Looking down from the highest echelons of the San Mamés, a speck of player made his way onto the field. ‘Iker Muniain’ the stadium announcer declared.
16 years young.
His first contribution was like something emerging from a TV commercial. Picking up the ball just inside the opposition half he evaded two challenges, before laying the ball off to another team mate. It was in this move how we’d all recognise him for the next three years, and the sort of player you want to see for another thirty three.
Since making his debut against the aptly named Young Boys, Muniain’s development has been nothing but engrossing. The belief, desire, strength, skill and most of off all, bravery, have been prevalent over these last few years. From impact player to regular, all under the watchful eye of Joaquín Caparrós. Now, under Marcelo Bielsa, he’s not just a regular, but a key player. His star has ascended to such a degree he’s one of the leaders of this South American fusion in Bilbao.
The arrival of the Argentinean coach might be the most significant event in Muniain’s career, for now another a dimension is added to his game – one that will last him a lifetime. Caparrós (successfully) deployed Muniain from first an advanced left position, before dropping him deeper to start attacking phases of the game. Why keep him out of the game when he offered so much? He would pick up the ball on the halfway line, drop the shoulder, and contort his body, deceiving those who tried to take him out. Sometimes he would hold onto the ball too long, and get dispossessed or make the wrong decision. He’d get kicked too, but that chin was never tucked into his chest. Head up, try again.

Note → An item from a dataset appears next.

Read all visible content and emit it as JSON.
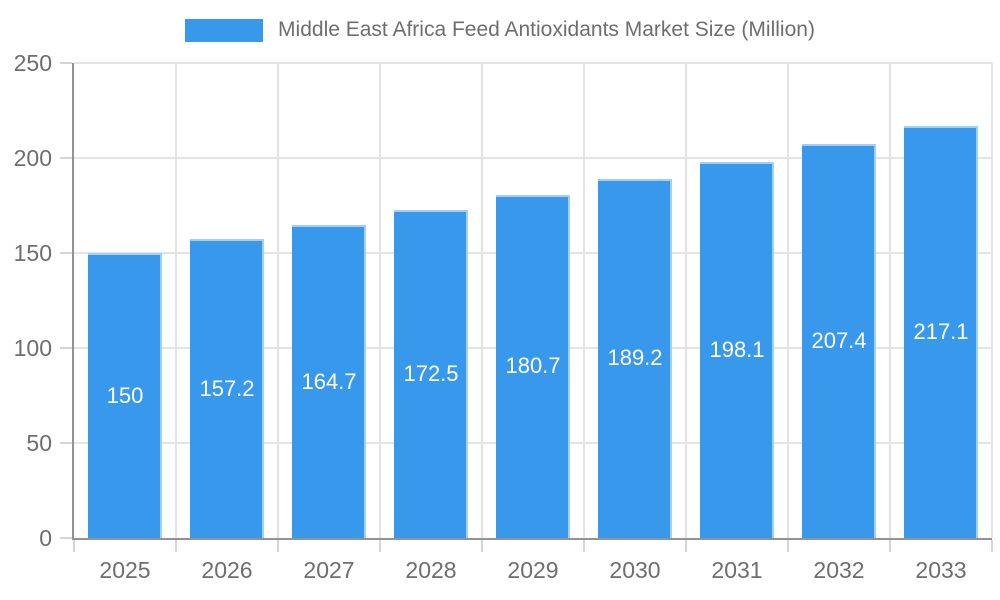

One week Alberto Botía lunged into him, he got up. Another week Patxi Puñal clattered into him, he got up. The next week Pedro Munitis tripped him after receiving a cheeky caño, and guess what, he got up again.
Muniain subsequently drifted in and out the team as he went upon a steep learning curve. Sometimes he’d play four straight but look forlorn on occasions. He’d then miss another four and come back as an impact player. In Caparrós’ final season at the club, Muniain came to the fore. Something changed, mentally and physically, quite considerably too. The desire to roam from the flank became apparent, and he was turning up all over the field – even offering support for the full back. In attacking phases though, he was becoming wiser. The decision making improved and the awareness of his team mates became second nature. He began to free himself from the touchline, showing vibrant moving off the ball as well as on it, this would be essential once Bielsa arrived. First, there was the Under-21 tournament, in which Spain triumphed, and alongside the likes of Juan Mata, Thiago and Javi Martínez, he complimented the Spanish style superbly.
This brings us to the present day, the new era at Athletic. Caparrós has gone, although Muniain will be forever thankful for the guidance shown. If the player does move on to a more prestigious European club, be it Manchester, Madrid or anywhere else, the lessons learned on the rainy Monday mornings at Lezama will never fade from memory. Bielsa’s start to life in Bilbao was difficult, and met with concern in some quarters, there still remains caution too. A win was difficult to encounter in the early days, but amongst the doubts, one player shone brightest. Muniain was deployed in a central role, given license to roam between the lines like never before. The idea perhaps stemming from Bielsa’s desire to push the full backs on harder through the overlap. In the middle, Muniain could see the game better and essentially, began to read passages of play – be it exchanging intricate passes with team mates or making a darting run on the angle. You could see the eyes scan the field, left, right, central…
Still only 18, Muniain began to look far beyond his tender years. At times, it was if Andrés Iniesta had donned the red and white stripes, exchanging Catalan blood for Basque, such was the grace of the teenager’s movement. The brash, had well and truly been mixed with the beauty. He has become Bielsa’s foot solider on the field: the aggression, the intensity and the will to win a all costs.
Fear, that’s just a four letter word, nothing more.
Whether ‘El Loco’ can bring Champions League, or silverware, to the adoring masses in La Catedral, is debatable. However, they can be sure a piece of gold moves amongst them.
19 years young, today. Feliz cumpleaños, crack.